NEW BEGINNINGS: Guillaume Henry has created his first look for Jean Patou, and in line with the house’s legacy of dressing Hollywood stars, he chose a red carpet to unveil it.
The designer dressed Juliette Binoche in a light blue silk gown with cutout shoulders for the premiere of her film “Who You Think I Am” on Sunday night at the Berlin International Film Festival, where she is also president of the jury.
Henry and Patou chief executive officer Sophie Brocart teased an image of the French actress getting ready on their Instagram accounts on Tuesday. Henry said he was friendly with Binoche’s stylist, Jonathan Huguet, and spontaneously decided to work with the pair on a custom creation.
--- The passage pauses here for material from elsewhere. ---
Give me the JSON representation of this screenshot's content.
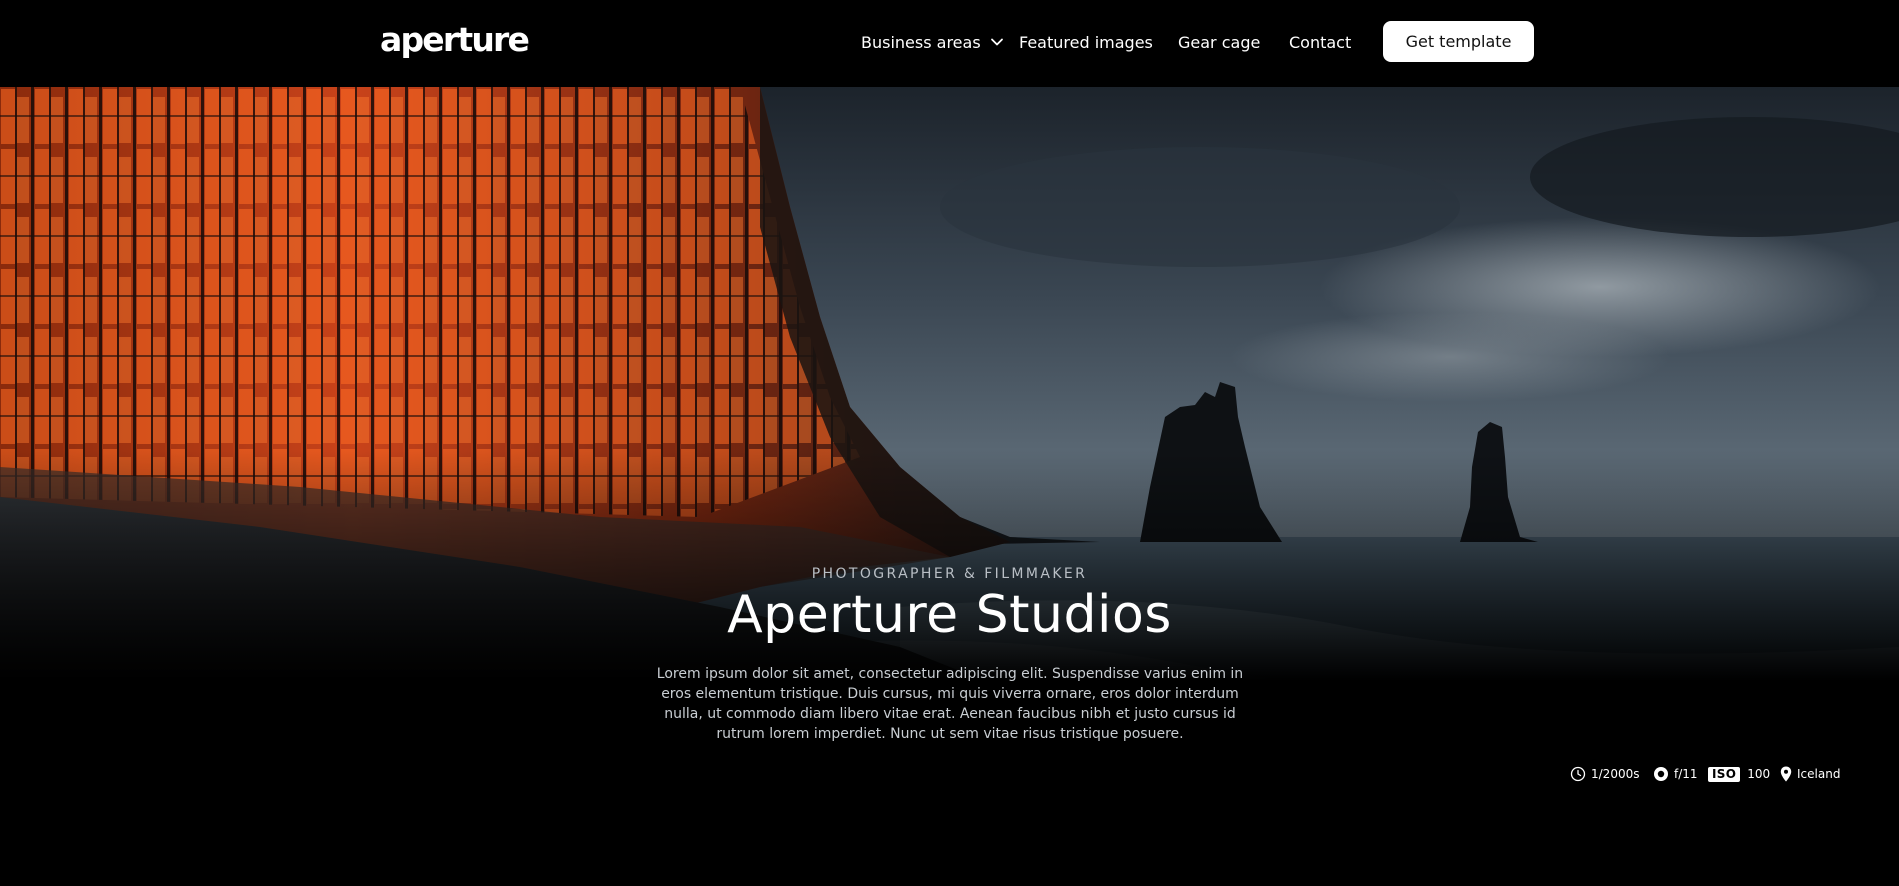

“We did it even though we barely have a working atelier, so it’s our first official outing, but it’s a one-off. It was an opportunity to accompany Juliette in an important moment for her, to give Patou a new lease of life and to warm up for the relaunch of the brand. There hadn’t been a Patou dress since 1987,” he told WWD.
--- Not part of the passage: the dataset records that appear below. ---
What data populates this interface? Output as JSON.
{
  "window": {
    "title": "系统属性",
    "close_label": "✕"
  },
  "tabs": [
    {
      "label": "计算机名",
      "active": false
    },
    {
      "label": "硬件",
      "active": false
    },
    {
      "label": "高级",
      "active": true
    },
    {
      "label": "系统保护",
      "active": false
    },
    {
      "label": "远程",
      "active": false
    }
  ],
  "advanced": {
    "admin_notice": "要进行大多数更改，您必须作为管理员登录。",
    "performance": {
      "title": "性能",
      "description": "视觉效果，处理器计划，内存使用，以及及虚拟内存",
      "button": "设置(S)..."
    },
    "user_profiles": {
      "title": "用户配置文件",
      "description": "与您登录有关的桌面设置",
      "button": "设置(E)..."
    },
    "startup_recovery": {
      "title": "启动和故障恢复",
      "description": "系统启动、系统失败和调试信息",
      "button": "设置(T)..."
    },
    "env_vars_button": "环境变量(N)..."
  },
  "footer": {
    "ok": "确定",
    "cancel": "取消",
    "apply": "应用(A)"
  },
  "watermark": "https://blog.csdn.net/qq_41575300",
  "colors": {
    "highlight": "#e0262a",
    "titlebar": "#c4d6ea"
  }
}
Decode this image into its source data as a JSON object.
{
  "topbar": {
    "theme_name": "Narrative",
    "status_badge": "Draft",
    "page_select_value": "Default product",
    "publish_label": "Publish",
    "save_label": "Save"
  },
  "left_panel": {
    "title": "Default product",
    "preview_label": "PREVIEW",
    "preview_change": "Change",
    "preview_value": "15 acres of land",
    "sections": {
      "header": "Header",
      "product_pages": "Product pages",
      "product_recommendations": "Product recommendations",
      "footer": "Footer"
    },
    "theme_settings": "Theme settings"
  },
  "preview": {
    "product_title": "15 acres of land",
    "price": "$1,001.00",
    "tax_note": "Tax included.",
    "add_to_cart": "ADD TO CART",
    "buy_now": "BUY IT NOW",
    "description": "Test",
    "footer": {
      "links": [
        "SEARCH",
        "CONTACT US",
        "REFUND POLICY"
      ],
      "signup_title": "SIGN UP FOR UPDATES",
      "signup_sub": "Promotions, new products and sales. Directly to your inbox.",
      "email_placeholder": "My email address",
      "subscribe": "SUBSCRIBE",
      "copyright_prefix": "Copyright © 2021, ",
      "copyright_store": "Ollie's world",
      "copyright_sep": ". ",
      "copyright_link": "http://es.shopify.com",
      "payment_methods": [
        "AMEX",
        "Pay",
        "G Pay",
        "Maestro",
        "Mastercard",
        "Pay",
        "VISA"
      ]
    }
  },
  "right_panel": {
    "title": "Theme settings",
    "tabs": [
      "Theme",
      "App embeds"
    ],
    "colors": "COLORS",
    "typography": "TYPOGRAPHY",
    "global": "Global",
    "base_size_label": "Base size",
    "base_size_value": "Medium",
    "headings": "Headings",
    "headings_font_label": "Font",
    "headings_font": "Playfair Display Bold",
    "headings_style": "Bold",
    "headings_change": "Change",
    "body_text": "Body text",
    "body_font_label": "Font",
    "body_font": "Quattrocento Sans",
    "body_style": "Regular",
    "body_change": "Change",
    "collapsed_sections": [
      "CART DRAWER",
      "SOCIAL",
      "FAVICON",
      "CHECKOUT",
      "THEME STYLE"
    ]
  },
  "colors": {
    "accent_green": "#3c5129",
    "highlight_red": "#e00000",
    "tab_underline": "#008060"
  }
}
Indeed, Henry is the first designer to head the house since Christian Lacroix’s tenure, which ended when he set up his own label in 1987, backed by LVMH Moët Hennessy Louis Vuitton. The luxury conglomerate is also the new owner of the Patou brand.
“This is a hint of where we’re heading with Patou,” Henry said. “It’s like a teaser, and I hope there will be several teasers before the presentation of our first collection.”
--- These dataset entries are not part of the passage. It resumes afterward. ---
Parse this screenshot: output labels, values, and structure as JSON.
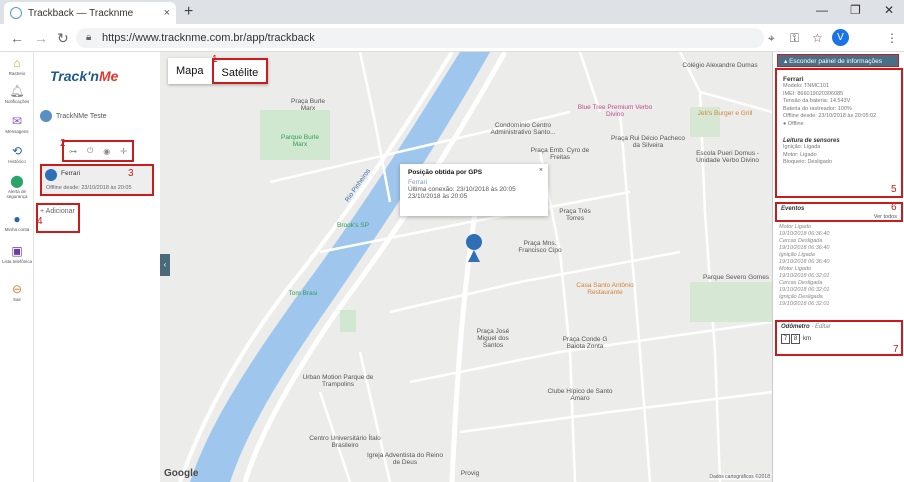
{
  "browser": {
    "tab_title": "Trackback — Tracknme",
    "tab_close": "×",
    "new_tab": "+",
    "url": "https://www.tracknme.com.br/app/trackback",
    "profile_initial": "V",
    "win_min": "—",
    "win_max": "❐",
    "win_close": "✕"
  },
  "leftbar": {
    "items": [
      {
        "label": "Rastreio"
      },
      {
        "label": "Notificações"
      },
      {
        "label": "Mensagens"
      },
      {
        "label": "Histórico"
      },
      {
        "label": "Alerta de segurança"
      },
      {
        "label": "Minha conta"
      },
      {
        "label": "Lista telefônica"
      },
      {
        "label": "Sair"
      }
    ]
  },
  "panel": {
    "logo_a": "Track'n",
    "logo_b": "Me",
    "user_name": "TrackNMe Teste",
    "vehicle_name": "Ferrari",
    "vehicle_status": "Offline desde: 23/10/2018 às 20:05",
    "add_label": "+ Adicionar",
    "marks": {
      "n2": "2",
      "n3": "3",
      "n4": "4"
    }
  },
  "map": {
    "type_map": "Mapa",
    "type_satellite": "Satélite",
    "mark_1": "1",
    "collapse_glyph": "‹",
    "infowindow": {
      "title": "Posição obtida por GPS",
      "name": "Ferrari",
      "last_connection": "Última conexão: 23/10/2018 às 20:05",
      "date_line": "23/10/2018 às 20:05",
      "close": "×"
    },
    "labels": {
      "praca_burle": "Praça Burle Marx",
      "parque_burle": "Parque Burle Marx",
      "condominio": "Condomínio Centro Administrativo Santo...",
      "blue_tree": "Blue Tree Premium Verbo Divino",
      "colegio": "Colégio Alexandre Dumas",
      "jeti": "Jeti's Burger e Grill",
      "praca_rui": "Praça Rui Décio Pacheco da Silveira",
      "escola": "Escola Pueri Domus - Unidade Verbo Divino",
      "praca_emb": "Praça Emb. Cyro de Freitas",
      "praca_tres": "Praça Três Torres",
      "brooks": "Brook's SP",
      "praca_mns": "Praça Mns. Francisco Cipo",
      "casa_santo": "Casa Santo Antônio Restaurante",
      "tom_brasi": "Tom Brasi",
      "parque_severo": "Parque Severo Gomes",
      "praca_jose": "Praça José Miguel dos Santos",
      "praca_conde": "Praça Conde G Baiota Zonta",
      "urban": "Urban Motion Parque de Trampolins",
      "clube": "Clube Hípico de Santo Amaro",
      "centro": "Centro Universitário Ítalo Brasileiro",
      "igreja": "Igreja Adventista do Reino de Deus",
      "provig": "Provig",
      "rio": "Rio Pinheiros",
      "google": "Google",
      "attrib": "Dados cartográficos ©2018"
    }
  },
  "infopanel": {
    "hide_label": "Esconder painel de informações",
    "vehicle": "Ferrari",
    "model": "Modelo: TNMC101",
    "imei": "IMEI: 866019020306085",
    "battery": "Tensão da bateria: 14.543V",
    "tracker_battery": "Bateria do rastreador: 100%",
    "offline_since": "Offline desde: 23/10/2018 às 20:05:02",
    "offline": "Offline",
    "sensors_title": "Leitura de sensores",
    "sensor_1": "Ignição: Ligada",
    "sensor_2": "Motor: Ligado",
    "sensor_3": "Bloqueio: Desligado",
    "events_title": "Eventos",
    "events_all": "Ver todos",
    "events": [
      {
        "name": "Motor Ligado",
        "date": "19/10/2018 06:36:40"
      },
      {
        "name": "Cercas Desligada",
        "date": "19/10/2018 06:36:40"
      },
      {
        "name": "Ignição Ligada",
        "date": "19/10/2018 06:36:40"
      },
      {
        "name": "Motor Ligado",
        "date": "19/10/2018 06:32:01"
      },
      {
        "name": "Cercas Desligada",
        "date": "19/10/2018 06:32:01"
      },
      {
        "name": "Ignição Desligada",
        "date": "19/10/2018 06:32:01"
      }
    ],
    "odometer_title": "Odômetro",
    "odometer_edit": "· Editar",
    "odometer_digits": [
      "7",
      "8"
    ],
    "odometer_unit": "km",
    "marks": {
      "n5": "5",
      "n6": "6",
      "n7": "7"
    }
  }
}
Since LVMH announced in September it had acquired the brand from London-based Designer Parfums, with plans to relaunch its dormant fashion activities, Henry and Brocart have been busy building up their teams. Henry is expected to present his first collection for the house during Paris Fashion Week in September.
With its ruched bodice and bow detail on the back of the neck, his first design harks back to the heyday of the house’s founder.
Born in 1887, Patou is considered one of the great names of couture of the Twenties and Thirties, prized for the glamour and showmanship he brought to high fashion. He opened his house in 1914, served in the First World War, and resumed business in 1919 with a Paris shop called Parry.
“Patou was said to have had affairs with American actresses in the Thirties. He was very close to Elsa Maxwell, who was influential in Hollywood, and he dressed almost all the era’s actresses, such as Jean Harlow and Louise Brooks. I was inspired by that very flattering Thirties aesthetic for this first look for Juliette Binoche,” Henry said.
The inspiration came naturally to the designer, who channeled glamorous film muses like Romy Schneider in his previous position as creative director of Nina Ricci. “There is a kind of sincere and natural connection. I myself am a film lover,” he noted.
The bow detail on the back of the dress provided another clue to how Henry is approaching the archives. “Patou was all about designing the back. That’s something I really like,” he said. “The Jean Patou back says a lot about his aesthetic.”